Then the notation in the proof is that $\tilde{M} = \mu^{-1}(M)$ for all (perhaps only all measurable) $M \subset \mathbb{R}^d$.

To show that $\hat{f} = f\circ \mu$ is measurable, it is shown that $\hat{f}^{-1}\bigl((-\infty,a)\bigr)$ is measurable for all $a$. Since $f$ is assumed measurable, $E_a = f^{-1}\bigl((-\infty,a)\bigr) \subset \mathbb{R}^d$ is known to be measurable for all $a$.

The proof now proceeds to show that for all (Lebesgue) measurable $E\subset \mathbb{R}^d$, the preimage $\mu^{-1}(E) \subset \mathbb{R}^d\times\mathbb{R}^d$ is also (Lebesgue) measurable. (Note that it would be trivial for Borel measurable sets, since $\mu$ is continuous.)

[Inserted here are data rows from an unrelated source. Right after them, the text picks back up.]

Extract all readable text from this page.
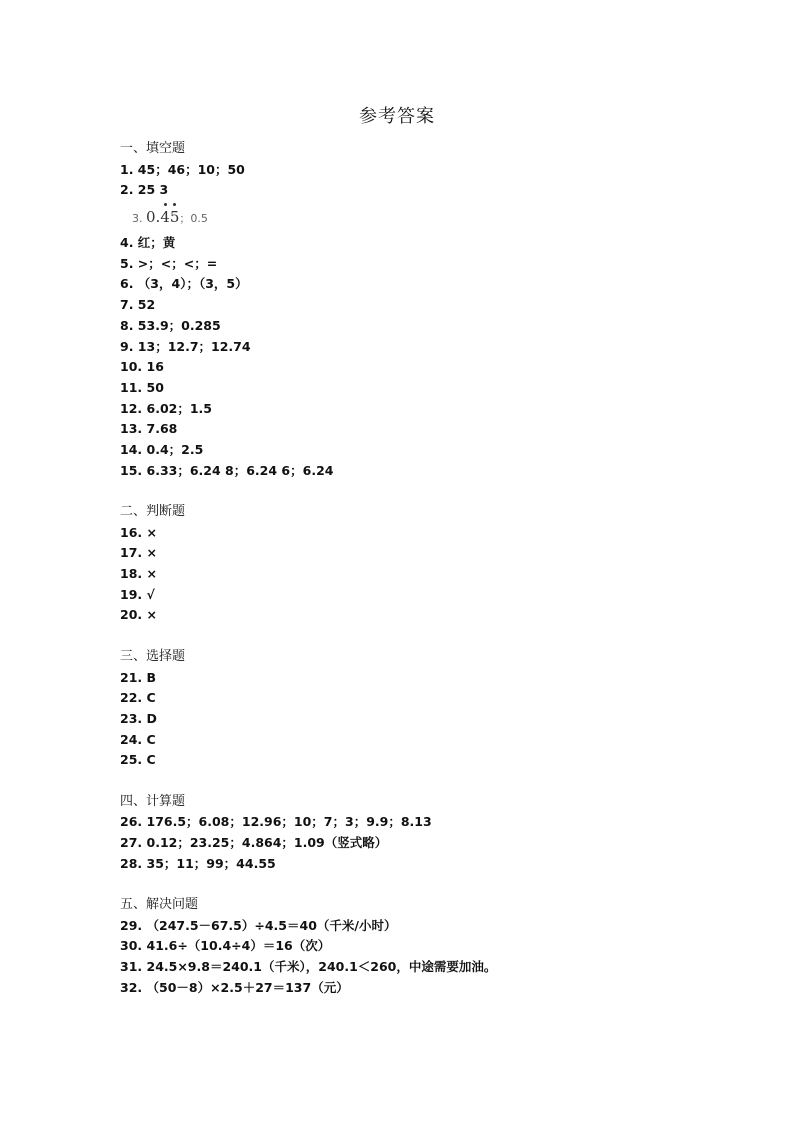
参考答案
一、填空题
1. 45；46；10；50
2. 25 3
3. 0.45；0.5
4. 红；黄
5. >；<；<；=
6. （3，4）；（3，5）
7. 52
8. 53.9；0.285
9. 13；12.7；12.74
10. 16
11. 50
12. 6.02；1.5
13. 7.68
14. 0.4；2.5
15. 6.33；6.24 8；6.24 6；6.24
二、判断题
16. ×
17. ×
18. ×
19. √
20. ×
三、选择题
21. B
22. C
23. D
24. C
25. C
四、计算题
26. 176.5；6.08；12.96；10；7；3；9.9；8.13
27. 0.12；23.25；4.864；1.09（竖式略）
28. 35；11；99；44.55
五、解决问题
29. （247.5－67.5）÷4.5＝40（千米/小时）
30. 41.6÷（10.4÷4）＝16（次）
31. 24.5×9.8＝240.1（千米），240.1＜260，中途需要加油。
32. （50－8）×2.5＋27＝137（元）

The first part of the proof treats a subset of the Borel sets, open sets and $G_\delta$ sets. The preimage of an open resp. $G_\delta$ set is open resp. a $G_\delta$ set, since $\mu$ is continuous.

The remainder of the proof treats the nontrivial case, that the preimage of a null set is also measurable. That finishes the proof because any measurable set is the difference of a $G_\delta$ set and a null set, so its preimage

$$\mu^{-1}(G_\delta \setminus N) = \mu^{-1}(G_\delta)\setminus \mu^{-1}(N)$$

is the difference of a $G_\delta$ set and a measurable set, hence measurable.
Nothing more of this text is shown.